The professor says that his love for natural food and habit of growing his own produce has been his lifestyle since his childhood. “My family lived along the edges of Thekkady wildlife sanctuary. My grandfather and father always grew vegetables at home, and I grew up doing the same.,” Deepak says.
In 2014, the professor moved to Hyderabad to work at IIT and initially lived in an apartment. Soon he found a bigger house for himself and removed all the concrete pavement and flooring around his home to grow vegetables.
“It also helps the water percolate inside the ground. There was no water logging in my house during the floods and heavy rains. All the water seeped underground,” he adds.
Taking a cue from the professor, many of his students and his colleagues have started growing vegetables at home.

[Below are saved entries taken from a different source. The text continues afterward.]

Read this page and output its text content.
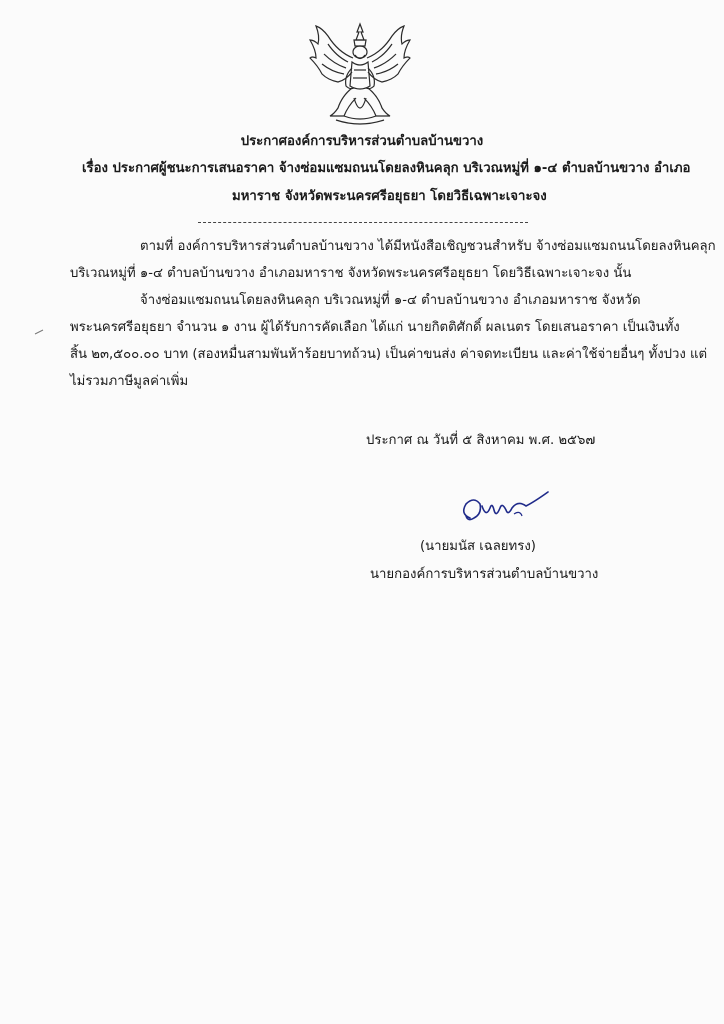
ประกาศองค์การบริหารส่วนตำบลบ้านขวาง
เรื่อง ประกาศผู้ชนะการเสนอราคา จ้างซ่อมแซมถนนโดยลงหินคลุก บริเวณหมู่ที่ ๑-๔ ตำบลบ้านขวาง อำเภอ
มหาราช จังหวัดพระนครศรีอยุธยา โดยวิธีเฉพาะเจาะจง
ตามที่ องค์การบริหารส่วนตำบลบ้านขวาง ได้มีหนังสือเชิญชวนสำหรับ จ้างซ่อมแซมถนนโดยลงหินคลุก
บริเวณหมู่ที่ ๑-๔ ตำบลบ้านขวาง อำเภอมหาราช จังหวัดพระนครศรีอยุธยา โดยวิธีเฉพาะเจาะจง นั้น
จ้างซ่อมแซมถนนโดยลงหินคลุก บริเวณหมู่ที่ ๑-๔ ตำบลบ้านขวาง อำเภอมหาราช จังหวัด
พระนครศรีอยุธยา จำนวน ๑ งาน ผู้ได้รับการคัดเลือก ได้แก่ นายกิตติศักดิ์ ผลเนตร โดยเสนอราคา เป็นเงินทั้ง
สิ้น ๒๓,๕๐๐.๐๐ บาท (สองหมื่นสามพันห้าร้อยบาทถ้วน) เป็นค่าขนส่ง ค่าจดทะเบียน และค่าใช้จ่ายอื่นๆ ทั้งปวง แต่
ไม่รวมภาษีมูลค่าเพิ่ม
ประกาศ ณ วันที่ ๕ สิงหาคม พ.ศ. ๒๕๖๗
(นายมนัส เฉลยทรง)
นายกองค์การบริหารส่วนตำบลบ้านขวาง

Sumana Som is one such PhD student that took inspiration from her guide.
“I know Deepak for the past four years and his love for farming. After showing interest in growing vegetables, the mentor shared saplings of okra, brinjals and betel leaf,” says Sumana.
The student adds that Deepak advised her to start small and she gave it a thought before deciding to go for it. “My husband is interested in growing flowers, and now we both have a mixed plantation that looks beautiful in our house,” Sumana adds.
“People feel that nothing grows on the terrace. But when the students and colleagues visit the house, they get surprised to see 50 cabbages. I distribute the surplus harvest among staff and students. That is how they get inspired to grow vegetables,” Deepak adds.